10. A system of high-speed and bulk backup comprising:

a backup master server including a backup master module receiving a backup operating command;

a plurality of backup manager servers including a backup object disk whereon the backup object data is stored, and a backup manager module wherein the backup operating command required for backup operation is received from said backup master server and thereby the backup command for a volume of disk is generated according to a backup schedule, and

a plurality of backup agent servers including a backup disk whereon the backup object data is compressed and stored, and a backup agent module wherein according to the backup command supplied from said backup manager module, the volume of data on said backup object disk is divided into a predetermined size of unit data, a plurality of threads rimming several flows within a process are generated, and thereby said divided unit data is sequentially compressed and stored onto said backup disk.

11. The system of high-speed and bulk backup of claim 10, wherein said predetermined size of unit data is divided with 20˜25 Mbytes when the block size is multiplied by the number of blocks.

12. The system of high-speed and bulk backup of claim 10,

wherein said backup agent server implements a volume backup by dividing the whole volume of said backup object data through accessing to a raw device regardless of the type of file, and then by compressing into a plurality of threads, in case a backup object data stored in said backup object disk has more than one hundred thousand files.

13. The system of high-speed and bulk backup of claim 10,

wherein said backup agent server implements a file backup by dividing said backup object data into the unit of file, and then by compressing into a plurality of threads, in case a backup object data stored in said backup object disk has less than one hundred thousand files.
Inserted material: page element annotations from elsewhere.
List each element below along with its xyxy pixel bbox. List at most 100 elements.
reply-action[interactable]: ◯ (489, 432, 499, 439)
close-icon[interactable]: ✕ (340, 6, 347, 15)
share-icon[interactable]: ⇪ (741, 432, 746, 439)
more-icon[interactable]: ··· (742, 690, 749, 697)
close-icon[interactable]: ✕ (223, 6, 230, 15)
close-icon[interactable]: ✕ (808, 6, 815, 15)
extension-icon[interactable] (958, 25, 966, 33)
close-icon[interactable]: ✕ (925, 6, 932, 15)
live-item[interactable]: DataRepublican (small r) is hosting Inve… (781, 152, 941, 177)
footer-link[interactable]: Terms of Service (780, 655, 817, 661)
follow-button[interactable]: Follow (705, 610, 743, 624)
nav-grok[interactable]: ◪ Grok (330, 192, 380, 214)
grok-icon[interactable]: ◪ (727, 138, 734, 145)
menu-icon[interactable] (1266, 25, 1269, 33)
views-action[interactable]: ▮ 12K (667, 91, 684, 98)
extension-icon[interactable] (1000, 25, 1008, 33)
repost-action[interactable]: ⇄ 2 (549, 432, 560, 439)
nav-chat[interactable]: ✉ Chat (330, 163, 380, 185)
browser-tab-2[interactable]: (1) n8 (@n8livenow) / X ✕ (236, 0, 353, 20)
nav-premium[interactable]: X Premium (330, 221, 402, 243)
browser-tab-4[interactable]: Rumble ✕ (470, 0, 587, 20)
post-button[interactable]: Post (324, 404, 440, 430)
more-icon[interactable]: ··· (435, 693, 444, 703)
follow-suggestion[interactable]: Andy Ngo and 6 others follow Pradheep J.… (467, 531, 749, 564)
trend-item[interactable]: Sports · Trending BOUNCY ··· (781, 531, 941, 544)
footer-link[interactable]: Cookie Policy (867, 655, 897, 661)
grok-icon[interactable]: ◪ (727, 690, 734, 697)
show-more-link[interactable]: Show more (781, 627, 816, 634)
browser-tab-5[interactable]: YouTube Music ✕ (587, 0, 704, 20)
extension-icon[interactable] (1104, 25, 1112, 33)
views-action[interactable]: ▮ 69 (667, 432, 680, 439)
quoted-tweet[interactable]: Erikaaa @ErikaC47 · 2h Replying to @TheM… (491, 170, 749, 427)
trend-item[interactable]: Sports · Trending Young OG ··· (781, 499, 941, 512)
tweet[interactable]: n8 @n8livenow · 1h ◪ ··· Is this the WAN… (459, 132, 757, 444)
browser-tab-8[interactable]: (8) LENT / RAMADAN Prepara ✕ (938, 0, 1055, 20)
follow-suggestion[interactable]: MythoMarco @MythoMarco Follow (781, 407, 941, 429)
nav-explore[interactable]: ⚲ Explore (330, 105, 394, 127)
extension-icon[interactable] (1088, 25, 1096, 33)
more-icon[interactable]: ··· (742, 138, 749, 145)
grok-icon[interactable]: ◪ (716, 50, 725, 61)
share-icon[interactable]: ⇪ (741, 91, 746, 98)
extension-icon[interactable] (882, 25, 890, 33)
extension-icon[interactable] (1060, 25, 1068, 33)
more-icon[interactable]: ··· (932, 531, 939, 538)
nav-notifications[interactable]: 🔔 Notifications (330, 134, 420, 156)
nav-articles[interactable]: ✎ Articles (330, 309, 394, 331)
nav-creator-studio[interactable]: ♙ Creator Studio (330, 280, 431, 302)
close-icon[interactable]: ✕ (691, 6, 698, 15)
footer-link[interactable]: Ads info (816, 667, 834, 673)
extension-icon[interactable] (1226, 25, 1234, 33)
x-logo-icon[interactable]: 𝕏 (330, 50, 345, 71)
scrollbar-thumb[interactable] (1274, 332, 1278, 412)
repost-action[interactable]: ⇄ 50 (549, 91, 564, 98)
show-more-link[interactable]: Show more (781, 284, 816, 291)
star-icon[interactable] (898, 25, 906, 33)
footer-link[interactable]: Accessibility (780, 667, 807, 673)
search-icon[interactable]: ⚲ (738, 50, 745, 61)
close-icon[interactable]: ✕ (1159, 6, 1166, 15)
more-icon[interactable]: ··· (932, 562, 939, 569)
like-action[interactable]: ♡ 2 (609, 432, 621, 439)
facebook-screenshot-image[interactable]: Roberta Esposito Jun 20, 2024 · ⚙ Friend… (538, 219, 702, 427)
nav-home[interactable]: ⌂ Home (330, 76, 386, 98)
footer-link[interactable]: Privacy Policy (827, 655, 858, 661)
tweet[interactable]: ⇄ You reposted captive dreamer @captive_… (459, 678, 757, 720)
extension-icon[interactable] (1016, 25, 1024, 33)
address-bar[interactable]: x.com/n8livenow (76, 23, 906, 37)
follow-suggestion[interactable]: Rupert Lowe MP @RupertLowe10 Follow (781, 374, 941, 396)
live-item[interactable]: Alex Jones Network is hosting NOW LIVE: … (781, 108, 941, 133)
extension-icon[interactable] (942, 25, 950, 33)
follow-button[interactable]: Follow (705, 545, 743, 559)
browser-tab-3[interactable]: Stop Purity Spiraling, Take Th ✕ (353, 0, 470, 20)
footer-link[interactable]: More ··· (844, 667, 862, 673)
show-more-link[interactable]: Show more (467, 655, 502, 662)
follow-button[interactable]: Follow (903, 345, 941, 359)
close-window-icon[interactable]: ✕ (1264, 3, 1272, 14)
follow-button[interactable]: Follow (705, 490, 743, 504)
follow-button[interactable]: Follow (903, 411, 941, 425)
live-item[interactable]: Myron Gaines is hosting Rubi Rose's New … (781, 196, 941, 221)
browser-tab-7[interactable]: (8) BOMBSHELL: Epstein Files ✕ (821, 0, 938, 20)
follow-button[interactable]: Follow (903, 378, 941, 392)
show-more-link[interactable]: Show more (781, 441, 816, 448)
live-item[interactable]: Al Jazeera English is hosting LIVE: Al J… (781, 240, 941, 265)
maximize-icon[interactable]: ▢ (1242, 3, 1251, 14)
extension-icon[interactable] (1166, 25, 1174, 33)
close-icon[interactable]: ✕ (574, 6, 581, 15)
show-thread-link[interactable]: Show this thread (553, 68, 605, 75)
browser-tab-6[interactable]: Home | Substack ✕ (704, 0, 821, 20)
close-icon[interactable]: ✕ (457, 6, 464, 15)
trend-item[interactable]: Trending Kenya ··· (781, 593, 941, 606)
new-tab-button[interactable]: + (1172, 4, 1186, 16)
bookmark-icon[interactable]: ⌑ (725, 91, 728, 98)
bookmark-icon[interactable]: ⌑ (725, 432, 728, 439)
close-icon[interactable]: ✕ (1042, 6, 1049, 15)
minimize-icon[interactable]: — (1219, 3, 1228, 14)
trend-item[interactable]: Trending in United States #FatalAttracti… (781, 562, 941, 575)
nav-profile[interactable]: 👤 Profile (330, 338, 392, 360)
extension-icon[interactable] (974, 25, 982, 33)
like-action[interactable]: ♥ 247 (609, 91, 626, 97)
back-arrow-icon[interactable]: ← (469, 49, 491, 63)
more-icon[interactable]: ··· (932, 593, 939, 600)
14. A method of high-speed and bulk backup comprising the steps of:

receiving the compression object disk information and the directory information to be stored;

driving a plurality of compression threads;

dividing and reading block index values supplied from said compression object disk on a plurality of driven compression threads;

reading each data block belong to the block index read for each compression thread;

compressing simultaneously for said each data block read on a plurality of said compression threads;

storing the data blocks compressed to a storage directory for a plurality of compression threads;

judging whether there exist more data blocks to be compressed, increasing the block index if there exist more data blocks to be compressed, then interrupting to read said data block;

finishing a plurality of threads if there exist no data blocks to be compressed; and

completing a backup by ensuring that compression of all data blocks is completed.